I was delighted to see the signing of the declaration on the Future of Europe this week, an initiative aimed at activating citizen engagement and participation to help define the future of the EU. This sounds so promising! I certainly hope the execution will be as successful as the idea behind it! I can’t think of a better time to engage citizens on the future direction of Europe than in the midst of this global crisis. Because challenge breeds change. I read somewhere that more than ever, our modern world is dominated by empires. Our current world order is such that small nation states don’t stand a chance against titans like China and the US. The EU must stand united if it wishes to continue to be a beacon for inclusivity, progress and human rights. It needs to turn its biggest challenge, that of diversity, into what it really is: its greatest strength. It must do so by harnessing its unique DNA and by working towards a more inclusive project, lest we fall apart. Crossing my fingers that the declaration of the Future of Europe will do just that !

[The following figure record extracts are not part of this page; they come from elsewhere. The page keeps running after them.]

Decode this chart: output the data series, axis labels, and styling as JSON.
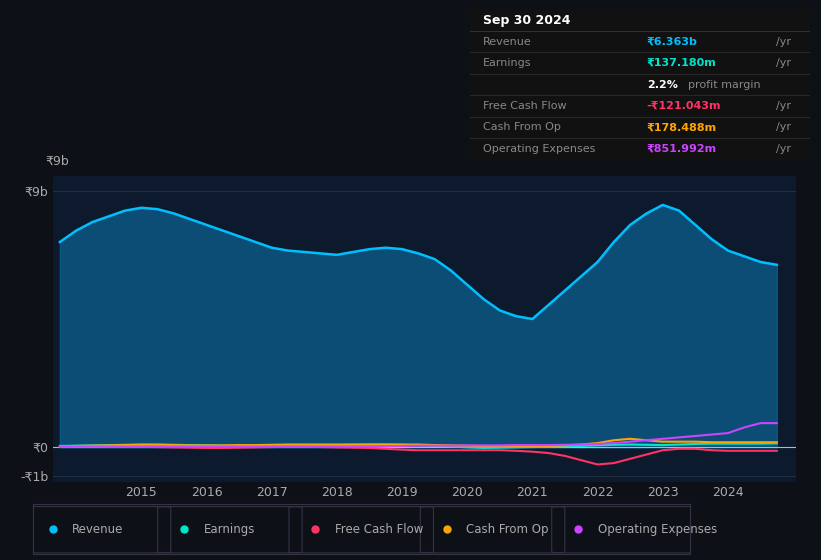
{
  "bg_color": "#0d1117",
  "chart_bg": "#0d1a2d",
  "years": [
    2013.75,
    2014.0,
    2014.25,
    2014.5,
    2014.75,
    2015.0,
    2015.25,
    2015.5,
    2015.75,
    2016.0,
    2016.25,
    2016.5,
    2016.75,
    2017.0,
    2017.25,
    2017.5,
    2017.75,
    2018.0,
    2018.25,
    2018.5,
    2018.75,
    2019.0,
    2019.25,
    2019.5,
    2019.75,
    2020.0,
    2020.25,
    2020.5,
    2020.75,
    2021.0,
    2021.25,
    2021.5,
    2021.75,
    2022.0,
    2022.25,
    2022.5,
    2022.75,
    2023.0,
    2023.25,
    2023.5,
    2023.75,
    2024.0,
    2024.25,
    2024.5,
    2024.75
  ],
  "revenue": [
    7.2,
    7.6,
    7.9,
    8.1,
    8.3,
    8.4,
    8.35,
    8.2,
    8.0,
    7.8,
    7.6,
    7.4,
    7.2,
    7.0,
    6.9,
    6.85,
    6.8,
    6.75,
    6.85,
    6.95,
    7.0,
    6.95,
    6.8,
    6.6,
    6.2,
    5.7,
    5.2,
    4.8,
    4.6,
    4.5,
    5.0,
    5.5,
    6.0,
    6.5,
    7.2,
    7.8,
    8.2,
    8.5,
    8.3,
    7.8,
    7.3,
    6.9,
    6.7,
    6.5,
    6.4
  ],
  "earnings": [
    0.05,
    0.06,
    0.07,
    0.08,
    0.09,
    0.1,
    0.1,
    0.09,
    0.08,
    0.07,
    0.06,
    0.05,
    0.04,
    0.04,
    0.05,
    0.06,
    0.07,
    0.08,
    0.09,
    0.1,
    0.1,
    0.09,
    0.07,
    0.05,
    0.03,
    0.0,
    -0.02,
    -0.01,
    0.0,
    0.01,
    0.02,
    0.04,
    0.05,
    0.07,
    0.09,
    0.1,
    0.09,
    0.08,
    0.1,
    0.12,
    0.13,
    0.13,
    0.13,
    0.13,
    0.14
  ],
  "free_cash_flow": [
    0.02,
    0.03,
    0.03,
    0.02,
    0.02,
    0.02,
    0.01,
    0.0,
    -0.01,
    -0.02,
    -0.02,
    -0.01,
    0.0,
    0.01,
    0.02,
    0.02,
    0.01,
    0.0,
    -0.01,
    -0.02,
    -0.05,
    -0.08,
    -0.1,
    -0.1,
    -0.1,
    -0.1,
    -0.1,
    -0.1,
    -0.12,
    -0.15,
    -0.2,
    -0.3,
    -0.45,
    -0.6,
    -0.55,
    -0.4,
    -0.25,
    -0.1,
    -0.05,
    -0.05,
    -0.1,
    -0.12,
    -0.12,
    -0.12,
    -0.12
  ],
  "cash_from_op": [
    0.04,
    0.05,
    0.06,
    0.07,
    0.08,
    0.09,
    0.09,
    0.08,
    0.07,
    0.07,
    0.07,
    0.08,
    0.08,
    0.09,
    0.1,
    0.1,
    0.1,
    0.1,
    0.1,
    0.1,
    0.1,
    0.1,
    0.1,
    0.08,
    0.07,
    0.06,
    0.04,
    0.04,
    0.04,
    0.04,
    0.05,
    0.07,
    0.1,
    0.15,
    0.25,
    0.3,
    0.25,
    0.2,
    0.2,
    0.2,
    0.18,
    0.18,
    0.18,
    0.18,
    0.18
  ],
  "op_expenses": [
    0.03,
    0.03,
    0.03,
    0.03,
    0.03,
    0.03,
    0.03,
    0.03,
    0.03,
    0.03,
    0.03,
    0.03,
    0.03,
    0.03,
    0.03,
    0.03,
    0.03,
    0.03,
    0.03,
    0.03,
    0.04,
    0.05,
    0.06,
    0.06,
    0.06,
    0.07,
    0.07,
    0.07,
    0.08,
    0.08,
    0.08,
    0.09,
    0.1,
    0.12,
    0.15,
    0.2,
    0.25,
    0.3,
    0.35,
    0.4,
    0.45,
    0.5,
    0.7,
    0.85,
    0.85
  ],
  "revenue_color": "#00bfff",
  "earnings_color": "#00e5cc",
  "fcf_color": "#ff3366",
  "cashop_color": "#ffa500",
  "opex_color": "#cc44ff",
  "ylim_top": 9.5,
  "ylim_bottom": -1.2,
  "yticks": [
    -1,
    0,
    9
  ],
  "ytick_labels": [
    "-₹1b",
    "₹0",
    "₹9b"
  ],
  "xticks": [
    2015,
    2016,
    2017,
    2018,
    2019,
    2020,
    2021,
    2022,
    2023,
    2024
  ],
  "tooltip": {
    "title": "Sep 30 2024",
    "rows": [
      {
        "label": "Revenue",
        "val": "₹6.363b",
        "suffix": " /yr",
        "color": "#00bfff",
        "indent": false
      },
      {
        "label": "Earnings",
        "val": "₹137.180m",
        "suffix": " /yr",
        "color": "#00e5cc",
        "indent": false
      },
      {
        "label": "",
        "val": "2.2%",
        "suffix": " profit margin",
        "color": "white",
        "indent": true
      },
      {
        "label": "Free Cash Flow",
        "val": "-₹121.043m",
        "suffix": " /yr",
        "color": "#ff3366",
        "indent": false
      },
      {
        "label": "Cash From Op",
        "val": "₹178.488m",
        "suffix": " /yr",
        "color": "#ffa500",
        "indent": false
      },
      {
        "label": "Operating Expenses",
        "val": "₹851.992m",
        "suffix": " /yr",
        "color": "#cc44ff",
        "indent": false
      }
    ]
  },
  "legend_items": [
    {
      "label": "Revenue",
      "color": "#00bfff"
    },
    {
      "label": "Earnings",
      "color": "#00e5cc"
    },
    {
      "label": "Free Cash Flow",
      "color": "#ff3366"
    },
    {
      "label": "Cash From Op",
      "color": "#ffa500"
    },
    {
      "label": "Operating Expenses",
      "color": "#cc44ff"
    }
  ]
}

On a less positive note, the developments on the Polish abortion ban have left me baffled. I think it’s particularly relevant to take a moment to reflect on this in the week that marked International Women’s day. Europe must stand strong if it wants to continue to uphold its values towards the rest of the world, even if it involves punishing its own family members. This is a rule of law issue and must be dealt with accordingly through action, not just empty words. That is, once the rule of law mechanism gets settled in court....
While the fight against Poland’s reactionary, authoritarian government continues to be led by strong women, other feminist issues caught my attention this week. A conversation with my father made me realise that the fact that women have to take a longer route to reach the same place in life as their male counterparts, is starting to enter our collective consciousness . This struck me when my father brought up the concept of “the mental load” of his own accord. A common concept in feminist circles, but one which I – clearly, mistakenly - believed to be restricted to this forum.
The mental load struggle is a minor inconvenience compared to so many other battles women are up against, but nevertheless one that means that women are obliged to take the longer path in life. If a woman wants to achieve the same as a man, then usually it will require more work, more hurdles to jump and more battles to fight. Managing the mental load, the invisible, organizational work that is required to run a family, means that other ambitions, for example professional ones, will suffer at its expense. If they are to be achieved, they will be so only by taking the inevitable long road. Discovering that my 67 year old father is aware of this concept and understands the impact it has on the life of modern women is refreshing, and hope-giving. Small advances are what the big fight is all about, and for this week, this felt like a beacon of light on the horizon.